Я молча кивнула, не испытывая ни малейшего желания выяснять у нее подробности.

ГЛАВА 27

Как-то граф удивил нас всех. После ужина мы собрались в музыкальной комнате и наслаждались общением друг с другом, обсуждая предстоявший деревенский праздник.

По традиции, шедшей еще из глубин веков, когда Китчестеры всецело властвовали в этих землях, праздник проводился под покровительством их благородного имени, хотя устройством его, как, впрочем, и всей общественной жизни в округе уже давно занимался комитет. Но традиции есть традиции! И миссис Додд, как ярая их поборница, самоотверженно поддерживала покровительство Китчестеров. За неделю до праздника она носила в замок списки конкурсов, участников, призов, а также план самого мероприятия.

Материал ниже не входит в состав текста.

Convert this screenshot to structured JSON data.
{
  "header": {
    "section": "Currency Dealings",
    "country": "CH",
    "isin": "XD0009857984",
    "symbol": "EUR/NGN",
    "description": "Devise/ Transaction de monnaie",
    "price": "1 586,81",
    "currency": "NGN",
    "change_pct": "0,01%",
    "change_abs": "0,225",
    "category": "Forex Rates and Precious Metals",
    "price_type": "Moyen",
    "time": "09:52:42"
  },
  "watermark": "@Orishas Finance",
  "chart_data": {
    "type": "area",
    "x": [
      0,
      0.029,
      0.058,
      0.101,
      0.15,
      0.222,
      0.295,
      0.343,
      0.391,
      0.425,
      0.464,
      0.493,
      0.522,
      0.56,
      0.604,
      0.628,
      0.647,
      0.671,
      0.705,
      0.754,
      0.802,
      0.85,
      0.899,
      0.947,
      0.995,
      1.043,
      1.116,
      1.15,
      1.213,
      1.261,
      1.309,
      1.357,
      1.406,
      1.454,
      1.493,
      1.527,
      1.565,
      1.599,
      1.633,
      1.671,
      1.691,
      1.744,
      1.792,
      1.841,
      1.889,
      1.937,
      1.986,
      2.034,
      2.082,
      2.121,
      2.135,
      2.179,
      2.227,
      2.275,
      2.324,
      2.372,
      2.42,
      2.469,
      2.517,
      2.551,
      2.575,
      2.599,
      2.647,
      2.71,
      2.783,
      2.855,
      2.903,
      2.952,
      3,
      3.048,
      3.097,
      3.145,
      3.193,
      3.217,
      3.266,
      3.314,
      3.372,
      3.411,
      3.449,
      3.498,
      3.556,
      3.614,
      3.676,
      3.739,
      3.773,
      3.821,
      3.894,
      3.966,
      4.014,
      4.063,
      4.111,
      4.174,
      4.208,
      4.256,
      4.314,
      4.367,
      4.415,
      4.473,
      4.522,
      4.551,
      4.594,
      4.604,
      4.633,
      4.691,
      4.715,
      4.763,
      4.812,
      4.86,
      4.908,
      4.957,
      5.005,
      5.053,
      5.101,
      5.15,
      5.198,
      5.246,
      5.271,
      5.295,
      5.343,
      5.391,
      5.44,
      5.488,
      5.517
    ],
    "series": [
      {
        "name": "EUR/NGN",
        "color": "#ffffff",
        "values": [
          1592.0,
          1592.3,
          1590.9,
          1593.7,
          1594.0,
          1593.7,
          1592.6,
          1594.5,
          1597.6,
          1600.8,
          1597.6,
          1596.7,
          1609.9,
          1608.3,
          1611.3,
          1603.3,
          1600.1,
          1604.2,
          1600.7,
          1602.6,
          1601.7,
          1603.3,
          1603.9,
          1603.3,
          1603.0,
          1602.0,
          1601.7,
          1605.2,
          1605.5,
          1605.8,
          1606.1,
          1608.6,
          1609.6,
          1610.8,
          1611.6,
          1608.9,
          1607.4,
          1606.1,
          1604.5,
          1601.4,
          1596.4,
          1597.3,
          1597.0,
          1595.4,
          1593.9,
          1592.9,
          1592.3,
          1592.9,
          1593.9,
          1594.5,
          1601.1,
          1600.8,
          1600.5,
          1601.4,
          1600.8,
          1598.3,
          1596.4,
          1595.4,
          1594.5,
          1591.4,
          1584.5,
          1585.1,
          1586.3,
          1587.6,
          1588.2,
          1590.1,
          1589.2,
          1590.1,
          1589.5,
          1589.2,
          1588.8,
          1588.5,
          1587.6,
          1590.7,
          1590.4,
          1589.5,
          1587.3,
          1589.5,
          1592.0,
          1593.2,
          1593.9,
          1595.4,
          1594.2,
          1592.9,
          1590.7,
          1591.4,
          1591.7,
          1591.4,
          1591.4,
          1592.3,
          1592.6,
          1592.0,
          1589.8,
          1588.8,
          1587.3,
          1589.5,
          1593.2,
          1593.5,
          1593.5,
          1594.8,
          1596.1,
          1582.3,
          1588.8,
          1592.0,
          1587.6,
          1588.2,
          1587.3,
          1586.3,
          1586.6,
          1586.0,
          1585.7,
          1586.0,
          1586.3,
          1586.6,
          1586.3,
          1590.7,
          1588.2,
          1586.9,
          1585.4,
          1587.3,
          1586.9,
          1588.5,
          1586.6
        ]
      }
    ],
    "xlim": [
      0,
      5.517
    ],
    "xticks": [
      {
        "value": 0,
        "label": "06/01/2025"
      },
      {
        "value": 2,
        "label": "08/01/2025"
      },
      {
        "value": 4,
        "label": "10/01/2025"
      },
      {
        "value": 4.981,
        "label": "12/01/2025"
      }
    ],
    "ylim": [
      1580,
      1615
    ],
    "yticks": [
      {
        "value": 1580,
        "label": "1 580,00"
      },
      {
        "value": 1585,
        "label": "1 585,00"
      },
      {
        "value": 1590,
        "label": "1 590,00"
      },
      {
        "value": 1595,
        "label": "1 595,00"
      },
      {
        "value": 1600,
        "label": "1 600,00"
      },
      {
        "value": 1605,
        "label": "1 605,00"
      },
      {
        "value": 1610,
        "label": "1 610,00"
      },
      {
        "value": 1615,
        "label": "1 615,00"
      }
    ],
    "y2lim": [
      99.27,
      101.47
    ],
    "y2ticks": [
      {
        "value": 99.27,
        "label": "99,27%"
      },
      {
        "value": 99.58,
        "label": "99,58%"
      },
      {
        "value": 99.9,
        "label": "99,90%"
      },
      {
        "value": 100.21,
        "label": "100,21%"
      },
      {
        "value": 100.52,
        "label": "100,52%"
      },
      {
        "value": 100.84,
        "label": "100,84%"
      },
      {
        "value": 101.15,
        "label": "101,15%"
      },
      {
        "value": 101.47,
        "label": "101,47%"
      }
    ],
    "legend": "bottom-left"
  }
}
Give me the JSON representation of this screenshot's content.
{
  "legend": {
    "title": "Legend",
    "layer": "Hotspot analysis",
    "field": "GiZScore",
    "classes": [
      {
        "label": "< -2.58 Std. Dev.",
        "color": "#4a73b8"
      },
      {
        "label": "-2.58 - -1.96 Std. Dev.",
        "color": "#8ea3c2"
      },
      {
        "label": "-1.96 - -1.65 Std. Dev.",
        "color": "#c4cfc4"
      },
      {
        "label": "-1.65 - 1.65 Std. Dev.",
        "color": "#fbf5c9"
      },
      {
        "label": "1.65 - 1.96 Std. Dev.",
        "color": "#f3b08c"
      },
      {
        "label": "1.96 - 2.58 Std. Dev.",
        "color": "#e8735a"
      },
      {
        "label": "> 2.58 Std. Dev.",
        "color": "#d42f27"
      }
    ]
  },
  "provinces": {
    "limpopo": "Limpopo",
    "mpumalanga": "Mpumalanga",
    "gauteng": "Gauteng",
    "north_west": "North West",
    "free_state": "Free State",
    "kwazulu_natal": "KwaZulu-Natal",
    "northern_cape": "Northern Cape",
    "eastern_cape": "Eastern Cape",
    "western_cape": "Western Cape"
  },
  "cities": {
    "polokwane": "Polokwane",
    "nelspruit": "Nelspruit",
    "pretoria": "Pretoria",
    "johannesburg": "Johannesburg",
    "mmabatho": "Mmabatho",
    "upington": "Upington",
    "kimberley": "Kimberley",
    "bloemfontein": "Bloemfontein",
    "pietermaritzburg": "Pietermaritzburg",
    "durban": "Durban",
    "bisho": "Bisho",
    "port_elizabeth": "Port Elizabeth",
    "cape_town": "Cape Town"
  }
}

И хотя вот уже полвека ни списки, ни план не претерпевали изменений, все же должны были быть просмотрены, одобрены и заверены рукой самого лорда или в крайнем случае его сестры. Разумеется, граф не утруждал себя подобной чепухой, а вот Элеонора, любительница благотворительности и всяких достойных дел, охотно поощряла стремление миссис Додд к традиционности, балуя тем самым свое сильно обострившееся в дни ее визитов чувство значимости.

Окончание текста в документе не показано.